En guise d’hommage aux routiers en pandémie
J’évite quelque peu d’écrire sur ce blogue-notes ou d’apparaître
sur Facebook en mode « et moi & moi, émois ». Mais le hasard
faisant les choses telles qu’elles sont, petite entorse à ma déontologie
intime.
Les routiers sont sympas (Max Meynier et d’autres),
notamment avec les routards, dont je fus longuement de 15 ans à beaucoup plu longtemps
(puis un temps rouleur à l’international, au volant d’un 3,5t.). De fil
non-télégraphique à pneumatique toilé (d’Internet), voilà que je tombe sur un
article de presse reproduit sur le site fierdetreroutier.

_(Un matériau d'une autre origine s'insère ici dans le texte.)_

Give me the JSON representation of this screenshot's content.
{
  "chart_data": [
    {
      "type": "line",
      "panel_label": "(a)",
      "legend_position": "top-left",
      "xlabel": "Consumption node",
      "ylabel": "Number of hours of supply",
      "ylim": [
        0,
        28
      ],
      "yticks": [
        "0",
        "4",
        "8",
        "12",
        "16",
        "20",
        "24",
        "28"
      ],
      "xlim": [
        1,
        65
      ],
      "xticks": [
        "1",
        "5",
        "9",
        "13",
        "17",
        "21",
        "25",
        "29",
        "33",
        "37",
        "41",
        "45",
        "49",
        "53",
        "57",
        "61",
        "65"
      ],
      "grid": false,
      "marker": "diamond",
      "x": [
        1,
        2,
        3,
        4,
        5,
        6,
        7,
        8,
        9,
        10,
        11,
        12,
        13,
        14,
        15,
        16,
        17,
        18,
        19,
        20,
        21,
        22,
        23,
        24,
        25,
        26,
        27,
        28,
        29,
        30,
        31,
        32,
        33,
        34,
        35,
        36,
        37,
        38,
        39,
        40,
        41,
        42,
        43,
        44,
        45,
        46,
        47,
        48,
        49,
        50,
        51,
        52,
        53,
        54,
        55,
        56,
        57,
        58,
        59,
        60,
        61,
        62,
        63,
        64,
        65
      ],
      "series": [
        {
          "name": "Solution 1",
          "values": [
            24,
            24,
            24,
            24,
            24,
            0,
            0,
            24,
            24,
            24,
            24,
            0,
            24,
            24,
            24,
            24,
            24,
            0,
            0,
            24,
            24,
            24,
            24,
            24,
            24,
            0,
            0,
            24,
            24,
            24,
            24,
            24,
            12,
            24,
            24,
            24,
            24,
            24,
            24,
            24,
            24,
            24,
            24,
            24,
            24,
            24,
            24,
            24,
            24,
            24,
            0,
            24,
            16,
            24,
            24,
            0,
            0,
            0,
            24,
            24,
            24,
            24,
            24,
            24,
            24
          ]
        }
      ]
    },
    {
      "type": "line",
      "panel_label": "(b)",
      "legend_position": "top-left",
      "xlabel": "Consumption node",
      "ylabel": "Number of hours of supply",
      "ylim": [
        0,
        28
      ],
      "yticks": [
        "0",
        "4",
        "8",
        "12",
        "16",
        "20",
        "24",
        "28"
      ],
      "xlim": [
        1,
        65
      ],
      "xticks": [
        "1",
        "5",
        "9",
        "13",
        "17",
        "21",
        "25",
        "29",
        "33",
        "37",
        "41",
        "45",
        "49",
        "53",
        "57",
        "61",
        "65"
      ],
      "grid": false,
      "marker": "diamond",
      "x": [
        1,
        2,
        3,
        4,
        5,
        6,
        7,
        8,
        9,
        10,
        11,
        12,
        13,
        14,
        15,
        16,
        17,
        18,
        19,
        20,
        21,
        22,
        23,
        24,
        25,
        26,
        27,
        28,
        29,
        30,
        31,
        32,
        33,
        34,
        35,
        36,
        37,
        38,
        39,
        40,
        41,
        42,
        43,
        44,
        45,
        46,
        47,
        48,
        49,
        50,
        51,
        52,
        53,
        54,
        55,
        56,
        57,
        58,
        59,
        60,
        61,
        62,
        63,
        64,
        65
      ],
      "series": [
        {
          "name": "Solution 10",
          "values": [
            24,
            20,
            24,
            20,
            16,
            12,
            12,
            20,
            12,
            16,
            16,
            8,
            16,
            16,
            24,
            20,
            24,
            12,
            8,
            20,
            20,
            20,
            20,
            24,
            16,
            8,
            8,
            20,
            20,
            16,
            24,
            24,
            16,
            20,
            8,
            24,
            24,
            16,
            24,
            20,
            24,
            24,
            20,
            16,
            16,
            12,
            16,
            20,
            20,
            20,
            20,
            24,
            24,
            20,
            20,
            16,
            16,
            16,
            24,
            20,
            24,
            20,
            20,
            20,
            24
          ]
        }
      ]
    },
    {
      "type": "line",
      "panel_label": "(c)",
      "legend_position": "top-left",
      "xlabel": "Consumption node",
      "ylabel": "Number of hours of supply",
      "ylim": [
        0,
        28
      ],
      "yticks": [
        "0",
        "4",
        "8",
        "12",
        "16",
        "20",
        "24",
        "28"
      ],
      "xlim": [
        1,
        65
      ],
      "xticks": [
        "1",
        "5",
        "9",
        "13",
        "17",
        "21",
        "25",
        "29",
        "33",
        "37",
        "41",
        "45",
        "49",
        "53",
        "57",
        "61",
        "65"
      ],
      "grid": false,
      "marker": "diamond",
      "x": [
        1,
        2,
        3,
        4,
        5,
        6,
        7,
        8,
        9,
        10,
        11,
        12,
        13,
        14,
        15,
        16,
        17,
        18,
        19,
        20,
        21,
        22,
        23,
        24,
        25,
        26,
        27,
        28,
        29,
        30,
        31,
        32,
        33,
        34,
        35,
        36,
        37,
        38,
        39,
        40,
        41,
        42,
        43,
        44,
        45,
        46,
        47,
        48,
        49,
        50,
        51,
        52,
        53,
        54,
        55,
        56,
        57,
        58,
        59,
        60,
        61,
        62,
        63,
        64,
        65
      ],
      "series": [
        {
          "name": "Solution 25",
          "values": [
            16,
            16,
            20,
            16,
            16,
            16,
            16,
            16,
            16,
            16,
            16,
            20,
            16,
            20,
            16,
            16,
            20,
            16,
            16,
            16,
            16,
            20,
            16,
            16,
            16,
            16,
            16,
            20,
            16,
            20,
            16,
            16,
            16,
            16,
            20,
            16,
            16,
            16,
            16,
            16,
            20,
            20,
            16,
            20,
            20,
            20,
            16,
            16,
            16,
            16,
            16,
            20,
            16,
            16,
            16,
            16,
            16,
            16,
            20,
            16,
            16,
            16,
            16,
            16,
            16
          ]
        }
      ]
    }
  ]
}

Article dont je doute l’avoir signé puisque j’apparaissais sur la photo (imberbe
mais le nez chaussé de lunettes). En revanche, l’autre article reproduit sur le
site est de ma pomme. Pas trop faux-cul, restant à peu près factuel et
distancié. Pas de quoi en rougir. Mais, saluant ici une nouvelle fois
Jean-Pierre Obert, qui en avait vraiment bavé pour rejoindre Erevan depuis Lyon
et peut-être plus encore pour revenir dans l’Aisne, j’en profite pour me faire
l’écho de ses successeurs, les routiers qui, en cette période de pandémie, font
un boulot difficile en des conditions plus difficiles qu’auparavant.
C’était en septembre 1989. L’association lyonnaise Équilibre,
qui ne défrayait pas encore la chronique judiciaire (on peut lire Equilibre :
une faillite humanitaire, de Michel Deprost, Gollas éd.), lance une
opération de convoyage de baraques préfabriquées vers l’Arménie.
Or donc, parvenir à Erevan fut un périple très pénible (litote)
pour tous les utiles, un peu moins (euphémisme) pour d’autres (la chefferie). J’étais le
passager d’un ex-jeune délinquant qui avait suivi fructueusement un stage de
réinsertion lui ayant valu d’obtenir le permis poids-lourd. Nous ne parcourions
les grandes villes ou capitales (vague souvenir de Varsovie) que de nuit. Par souci
d’économie, nous n’avions embarqué que des conserves données par des
industriels (genre rations de sardines à l’huile). Digression : de retour
du Moyen-Orient, quand j’approchais 17 ans, j’ai vécu plusieurs mois de sardines
à l’huile, de patates et de Quaker Oats. J’en avais vu d’autres. Mais quand
même, sans doute afin d’éviter d’éventuels incidents avec les populations
locales, le « haut-commandement » ne faisait bivouaquer qu’à forte
distance de petites localités. L’état-major ambulant, à bord de Renault Combi,
ou similaires, avait à sa tête un toubib dont la suffisance confinait à la
morgue. Toujours impeccablement vêtu de frais, genre Lawrence d’Arabie, ou plutôt
touriste en méharée saharienne, il faisait souvent traîner l’immense convoi,
histoire de pouvoir photographier à l’envi l’ensemble de nos véhicules. D’où
des retards importants. J’imagine que ces bivouacs hors de tout contact avec
les populations visaient à éviter d’éventuels incidents.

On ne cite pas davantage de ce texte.